含み損トヨタ1兆円 大幅株安で試算 設備投資手控えも
2008年3月18日
最近の大幅株安で企業が保有する株式に含み損が発生、トヨタ自動車の含み損が一兆円を超えていることが、
新光総合研究所の十七日までの調査で分かった。今年三月期決算で評価損を計上して業績の下方修正を迫ら
れる企業は、まだ一部にとどまるとの見方が多いが、株安が続けば設備投資の手控えなどにつながる恐れもある。

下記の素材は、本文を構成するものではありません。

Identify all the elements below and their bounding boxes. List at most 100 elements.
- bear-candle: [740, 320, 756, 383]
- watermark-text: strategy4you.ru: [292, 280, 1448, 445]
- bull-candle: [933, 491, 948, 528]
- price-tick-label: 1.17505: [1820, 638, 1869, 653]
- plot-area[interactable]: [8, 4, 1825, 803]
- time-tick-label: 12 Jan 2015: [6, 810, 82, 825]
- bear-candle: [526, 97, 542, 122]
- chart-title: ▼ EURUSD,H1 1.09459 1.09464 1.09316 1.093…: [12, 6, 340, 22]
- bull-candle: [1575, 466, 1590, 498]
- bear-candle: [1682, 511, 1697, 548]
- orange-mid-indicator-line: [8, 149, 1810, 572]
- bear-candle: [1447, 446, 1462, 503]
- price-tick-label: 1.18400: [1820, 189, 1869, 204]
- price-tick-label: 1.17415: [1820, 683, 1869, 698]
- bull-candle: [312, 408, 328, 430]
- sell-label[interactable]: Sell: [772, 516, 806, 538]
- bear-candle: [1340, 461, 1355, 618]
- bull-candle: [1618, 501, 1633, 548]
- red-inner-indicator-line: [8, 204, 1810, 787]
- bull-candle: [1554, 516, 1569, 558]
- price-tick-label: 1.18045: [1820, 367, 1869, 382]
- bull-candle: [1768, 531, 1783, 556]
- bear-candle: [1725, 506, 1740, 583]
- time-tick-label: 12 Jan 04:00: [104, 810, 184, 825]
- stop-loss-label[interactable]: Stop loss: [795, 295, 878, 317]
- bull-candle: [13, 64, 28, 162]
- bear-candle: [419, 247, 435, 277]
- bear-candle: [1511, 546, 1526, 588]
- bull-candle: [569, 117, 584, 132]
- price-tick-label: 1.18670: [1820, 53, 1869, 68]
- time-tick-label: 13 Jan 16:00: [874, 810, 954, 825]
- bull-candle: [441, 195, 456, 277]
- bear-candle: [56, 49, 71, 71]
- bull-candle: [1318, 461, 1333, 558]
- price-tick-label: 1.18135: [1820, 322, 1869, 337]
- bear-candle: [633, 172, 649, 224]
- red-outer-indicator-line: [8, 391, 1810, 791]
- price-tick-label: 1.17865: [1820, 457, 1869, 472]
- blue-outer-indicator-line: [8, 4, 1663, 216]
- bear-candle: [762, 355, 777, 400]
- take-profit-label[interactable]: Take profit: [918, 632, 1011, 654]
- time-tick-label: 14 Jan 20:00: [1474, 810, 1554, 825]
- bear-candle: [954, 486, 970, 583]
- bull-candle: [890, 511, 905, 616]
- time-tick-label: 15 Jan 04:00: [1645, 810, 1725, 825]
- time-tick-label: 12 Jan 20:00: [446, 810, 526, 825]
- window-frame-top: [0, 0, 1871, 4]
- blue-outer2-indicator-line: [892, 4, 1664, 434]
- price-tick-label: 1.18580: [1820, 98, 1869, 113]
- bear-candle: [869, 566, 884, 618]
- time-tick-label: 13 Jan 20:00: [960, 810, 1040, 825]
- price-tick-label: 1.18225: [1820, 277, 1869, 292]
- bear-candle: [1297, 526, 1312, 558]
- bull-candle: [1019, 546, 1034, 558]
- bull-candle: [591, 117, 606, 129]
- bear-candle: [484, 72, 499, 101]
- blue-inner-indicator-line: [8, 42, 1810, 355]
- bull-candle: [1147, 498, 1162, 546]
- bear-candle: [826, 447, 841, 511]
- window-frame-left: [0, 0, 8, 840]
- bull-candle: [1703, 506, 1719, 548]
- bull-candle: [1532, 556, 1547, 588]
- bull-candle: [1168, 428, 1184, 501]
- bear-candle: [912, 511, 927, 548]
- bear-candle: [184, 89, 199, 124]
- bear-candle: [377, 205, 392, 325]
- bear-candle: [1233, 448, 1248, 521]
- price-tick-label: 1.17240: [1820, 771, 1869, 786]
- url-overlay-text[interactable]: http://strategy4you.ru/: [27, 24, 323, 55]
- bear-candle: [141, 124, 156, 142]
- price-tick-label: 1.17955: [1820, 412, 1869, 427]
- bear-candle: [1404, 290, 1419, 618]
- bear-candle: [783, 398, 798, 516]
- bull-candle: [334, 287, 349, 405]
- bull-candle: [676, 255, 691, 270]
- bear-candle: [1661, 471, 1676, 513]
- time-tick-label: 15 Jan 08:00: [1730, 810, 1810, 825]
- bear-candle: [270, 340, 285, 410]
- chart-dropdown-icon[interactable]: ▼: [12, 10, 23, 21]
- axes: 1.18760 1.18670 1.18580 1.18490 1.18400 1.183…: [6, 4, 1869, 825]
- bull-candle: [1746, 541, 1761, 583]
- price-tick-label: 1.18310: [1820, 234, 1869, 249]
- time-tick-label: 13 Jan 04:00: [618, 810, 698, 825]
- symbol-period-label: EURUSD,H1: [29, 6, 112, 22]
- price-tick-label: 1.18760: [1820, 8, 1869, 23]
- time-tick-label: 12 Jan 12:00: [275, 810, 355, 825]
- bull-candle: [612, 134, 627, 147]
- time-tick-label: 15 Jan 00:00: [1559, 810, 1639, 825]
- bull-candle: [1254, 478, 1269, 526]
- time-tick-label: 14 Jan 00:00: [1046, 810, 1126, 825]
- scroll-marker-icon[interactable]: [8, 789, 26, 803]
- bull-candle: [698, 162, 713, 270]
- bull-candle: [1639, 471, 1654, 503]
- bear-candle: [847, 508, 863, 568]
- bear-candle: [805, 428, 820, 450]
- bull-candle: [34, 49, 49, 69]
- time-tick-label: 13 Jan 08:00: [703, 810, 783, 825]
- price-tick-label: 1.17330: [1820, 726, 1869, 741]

試算は、企業が保有する大口の株を昨年九月末の株価と今年三月十四日時点の株価と比較、含み損益額を推
定した。含み損はトヨタが一兆十二億円、NTTは六千百四十一億円、日立製作所も五千四百九十億円になったと
試算した。
会計上、評価損を計上するのは前期末と比べて50%以上価値が棄損している場合などとされており、総研の山
本光孝クオンツアナリストは「今年三月期決算への影響は限定的」と指摘。企業側も「基本的に保有株を放出する気
はないので、あまり気にしていない」(トヨタ広報部)と、静観している。
しかし、株価の低迷が長期間続くならば、会計監査の厳格化から、50%に達しなくても含み損を評価損として早期
に計上することを求められるケースも出てくるとみられる。山本氏は「中長期的には設備投資などに使う予定だった資
金が穴埋めに回されてしまう恐れもある」と指摘、経営の自由度を奪う恐れもありそうだ。